Die Drahtleiterlängen zwischen den Erdungen und den Stromquellenpolen werden derart
gewählt, daß die von diesen Polen fortschreitenden Wellenzüge am Empfänger in
gleicher Phase ankommen. Dies geschieht, indem die von der Stromquelle in bestimmter
Länge erzeugten Wellen zur Ausmessung jener Drahtleiterlängen von der Stromquelle zu
den Erdplatten dienen. Es muß nämlich der Bedingung:
\frac{l'-l''}{\lambda}+\frac{x}{\lambda_1}=\frac{1}{2}
Genüge geleistet werden, wobei l'
und l'' die Drahtleiterlängen von der Stromquelle zu
den Erdplatten, x den Abstand der Erdplatten, λ die der Stromquellenperiode entsprechende Wellenlänge im Drahtleiter
gemessen und λ1 die
entsprechende Wellenlänge in der Erde gemessen bezeichnen.
Haben die beiden Erdungen genau den Abstand einer halben Wellenlänge
\frac{\lambda_1}{2}, so kommt die stärkste Ausbreitung der
Wellen in beiden Richtungen der Verbindungslinie beider Erdplatten nach außen
zustande. Verändert man umgekehrt bei einem gegebenen Leiter mit zwei Erdungen die
Wellenlänge unter gleichzeitiger Abstimmung des Leiters auf die geänderte Periode so
lange, bis man im Empfänger die größte Empfangsintensität bekommt, so stellt der
Abstand beider Erdungen eine halbe Wellenlänge
\frac{\lambda_1}{2} oder
(2\,n+1)\,\frac{\lambda_1}{2} dar. Aus dem Ergebnis kann also
die Frage gelöst werden, welche Fortpflanzungsgeschwindigkeit die längs der
Erdoberfläche sich ausbreitenden elektrischen Wellen besitzen, ob ihnen die
Fortpflanzungsgeschwindigkeit elektrischer Wellen in Luft zukommt oder diejenige im
Erdreich, im Wasser, das an die Atmosphäre grenzt, oder ob sich diese beiden
Fortpflanzungsgeschwindigkeiten gegenseitig bedingen?

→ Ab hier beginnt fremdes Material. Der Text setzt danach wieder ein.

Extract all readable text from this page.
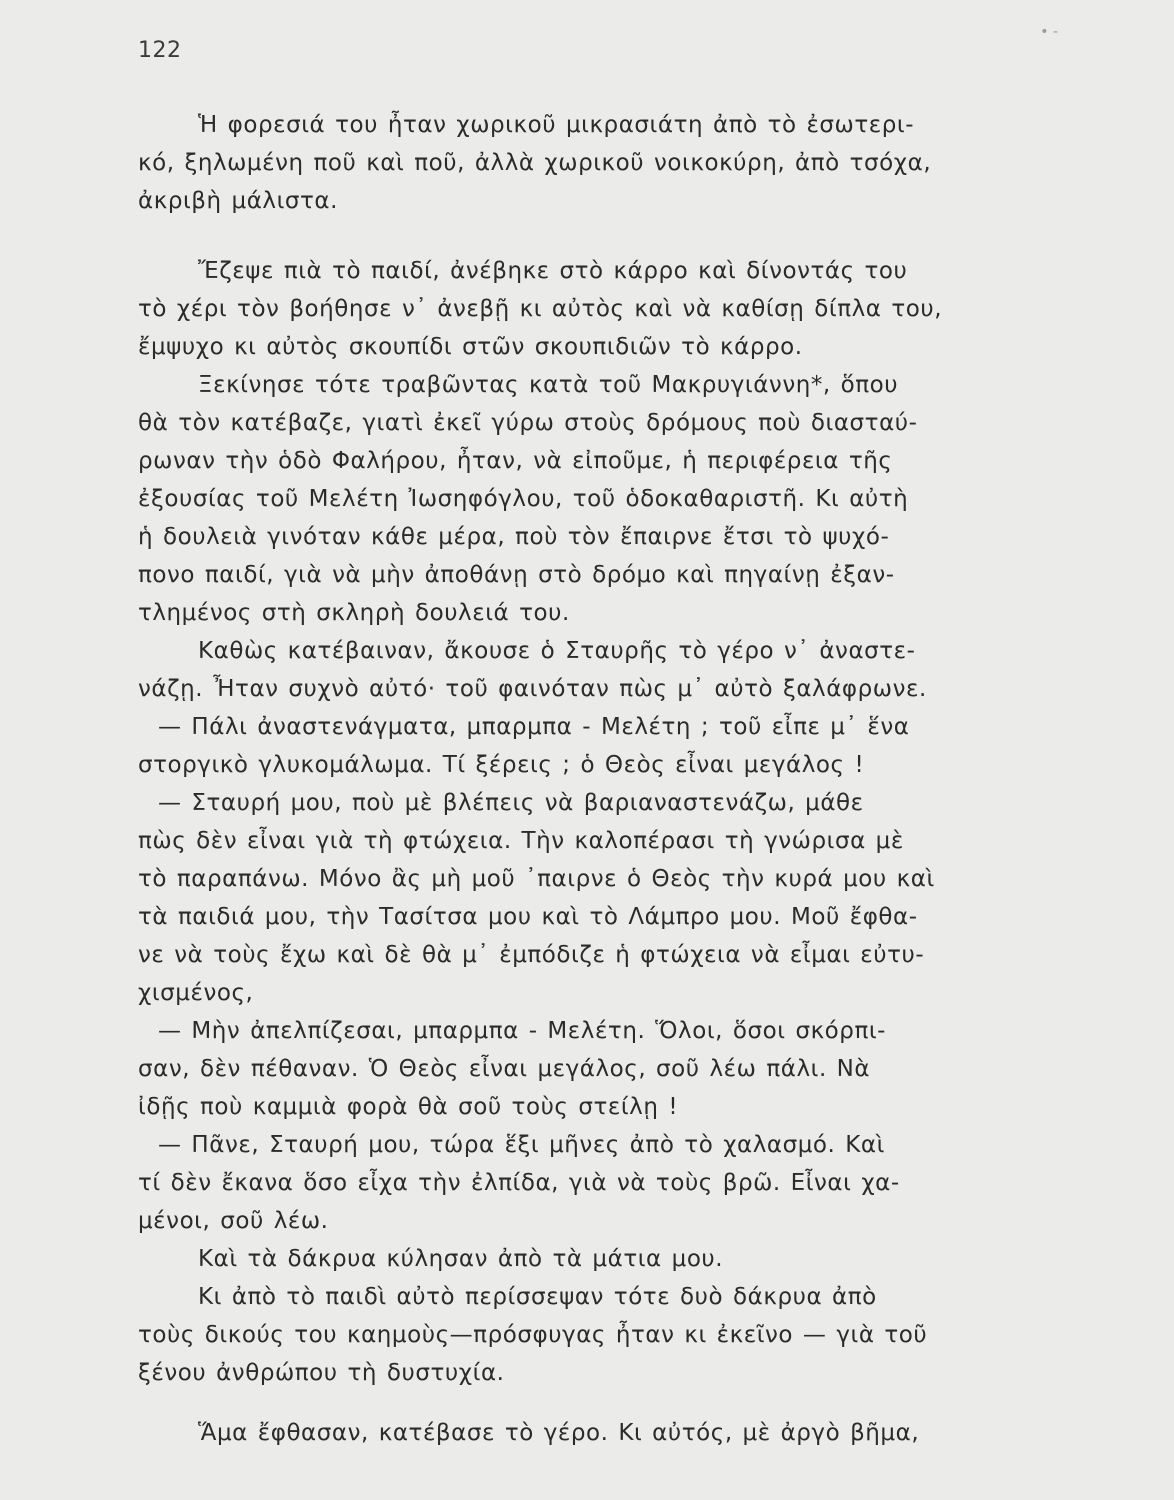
122
• -
Ἡ φορεσιά του ἦταν χωρικοῦ μικρασιάτη ἀπὸ τὸ ἐσωτερι-
κό, ξηλωμένη ποῦ καὶ ποῦ, ἀλλὰ χωρικοῦ νοικοκύρη, ἀπὸ τσόχα,
ἀκριβὴ μάλιστα.
Ἔζεψε πιὰ τὸ παιδί, ἀνέβηκε στὸ κάρρο καὶ δίνοντάς του
τὸ χέρι τὸν βοήθησε ν᾽ ἀνεβῇ κι αὐτὸς καὶ νὰ καθίσῃ δίπλα του,
ἔμψυχο κι αὐτὸς σκουπίδι στῶν σκουπιδιῶν τὸ κάρρο.
Ξεκίνησε τότε τραβῶντας κατὰ τοῦ Μακρυγιάννη*, ὅπου
θὰ τὸν κατέβαζε, γιατὶ ἐκεῖ γύρω στοὺς δρόμους ποὺ διασταύ-
ρωναν τὴν ὁδὸ Φαλήρου, ἦταν, νὰ εἰποῦμε, ἡ περιφέρεια τῆς
ἐξουσίας τοῦ Μελέτη Ἰωσηφόγλου, τοῦ ὁδοκαθαριστῆ. Κι αὐτὴ
ἡ δουλειὰ γινόταν κάθε μέρα, ποὺ τὸν ἔπαιρνε ἔτσι τὸ ψυχό-
πονο παιδί, γιὰ νὰ μὴν ἀποθάνῃ στὸ δρόμο καὶ πηγαίνῃ ἐξαν-
τλημένος στὴ σκληρὴ δουλειά του.
Καθὼς κατέβαιναν, ἄκουσε ὁ Σταυρῆς τὸ γέρο ν᾽ ἀναστε-
νάζῃ. Ἦταν συχνὸ αὐτό· τοῦ φαινόταν πὼς μ᾽ αὐτὸ ξαλάφρωνε.
— Πάλι ἀναστενάγματα, μπαρμπα - Μελέτη ; τοῦ εἶπε μ᾽ ἕνα
στοργικὸ γλυκομάλωμα. Τί ξέρεις ; ὁ Θεὸς εἶναι μεγάλος !
— Σταυρή μου, ποὺ μὲ βλέπεις νὰ βαριαναστενάζω, μάθε
πὼς δὲν εἶναι γιὰ τὴ φτώχεια. Τὴν καλοπέρασι τὴ γνώρισα μὲ
τὸ παραπάνω. Μόνο ἂς μὴ μοῦ ᾽παιρνε ὁ Θεὸς τὴν κυρά μου καὶ
τὰ παιδιά μου, τὴν Τασίτσα μου καὶ τὸ Λάμπρο μου. Μοῦ ἔφθα-
νε νὰ τοὺς ἔχω καὶ δὲ θὰ μ᾽ ἐμπόδιζε ἡ φτώχεια νὰ εἶμαι εὐτυ-
χισμένος,
— Μὴν ἀπελπίζεσαι, μπαρμπα - Μελέτη. Ὅλοι, ὅσοι σκόρπι-
σαν, δὲν πέθαναν. Ὁ Θεὸς εἶναι μεγάλος, σοῦ λέω πάλι. Νὰ
ἰδῇς ποὺ καμμιὰ φορὰ θὰ σοῦ τοὺς στείλῃ !
— Πᾶνε, Σταυρή μου, τώρα ἕξι μῆνες ἀπὸ τὸ χαλασμό. Καὶ
τί δὲν ἔκανα ὅσο εἶχα τὴν ἐλπίδα, γιὰ νὰ τοὺς βρῶ. Εἶναι χα-
μένοι, σοῦ λέω.
Καὶ τὰ δάκρυα κύλησαν ἀπὸ τὰ μάτια μου.
Κι ἀπὸ τὸ παιδὶ αὐτὸ περίσσεψαν τότε δυὸ δάκρυα ἀπὸ
τοὺς δικούς του καημοὺς—πρόσφυγας ἦταν κι ἐκεῖνο — γιὰ τοῦ
ξένου ἀνθρώπου τὴ δυστυχία.
Ἅμα ἔφθασαν, κατέβασε τὸ γέρο. Κι αὐτός, μὲ ἀργὸ βῆμα,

Die elektrischen Brechungsexponenten der Erde sind längs der festen Erdoberfläche
stark, längs der Meeresoberfläche sehr wenig variabel. Daraus erklärt sich die
größere Reichweite der drahtlosen Telegraphie zur See als über Land, namentlich für
kürzere Wellen, die der Brechung und der Interferenz beim Durchgang durch
Erdschichten verschiedener elektrischer Brechungsexponenten mehr unterliegen
als längere Wellen. Die Hemmungen der Ausbreitung durch unebenes Terrain, durch
Berge müssen gleichfalls auf Brechungen in diesem ungleichartig verlaufenden und
ungleichmäßig beschaffenen Terrain und auf daraus entspringende Interferenzwirkungen
zurückgeführt werden. Besonders ist aber zu betonen, daß sich die Erreichung
größerer Reichweiten bei Nacht als bei Tage aus derselben Ursache erklären läßt (die
Erklärung durch Ionisierung der Luft hat ja bekanntlich in dieser Hinsicht versagt).
Die Sonne verändert nämlich durch ihre Bestrahlung die Temperaturen der
Luftschichten und damit bekanntlich nicht nur ihre akustischen und optischen,
sondern auch ihre elektrischen Brechungsexponenten. Diese Luftschichten wirken aber
auf die Ausbreitung der Wellen im Erdreich zurück, weil die Fortpflanzung der Wellen
von beiden leitenden Medien, vom Erdreich und von den über ihm gelagerten
Luftschichten, abhängig ist. Besonders bei Sonnenschein, bei wechselnder Bewölkung
entstehen benachbarte Luftsäulen ungleicher Temperatur; ferner werden bei Gewittern,
bei vorübergehenden Regenschauern Erdschichten bald trocken, bald wasserhaltig sein.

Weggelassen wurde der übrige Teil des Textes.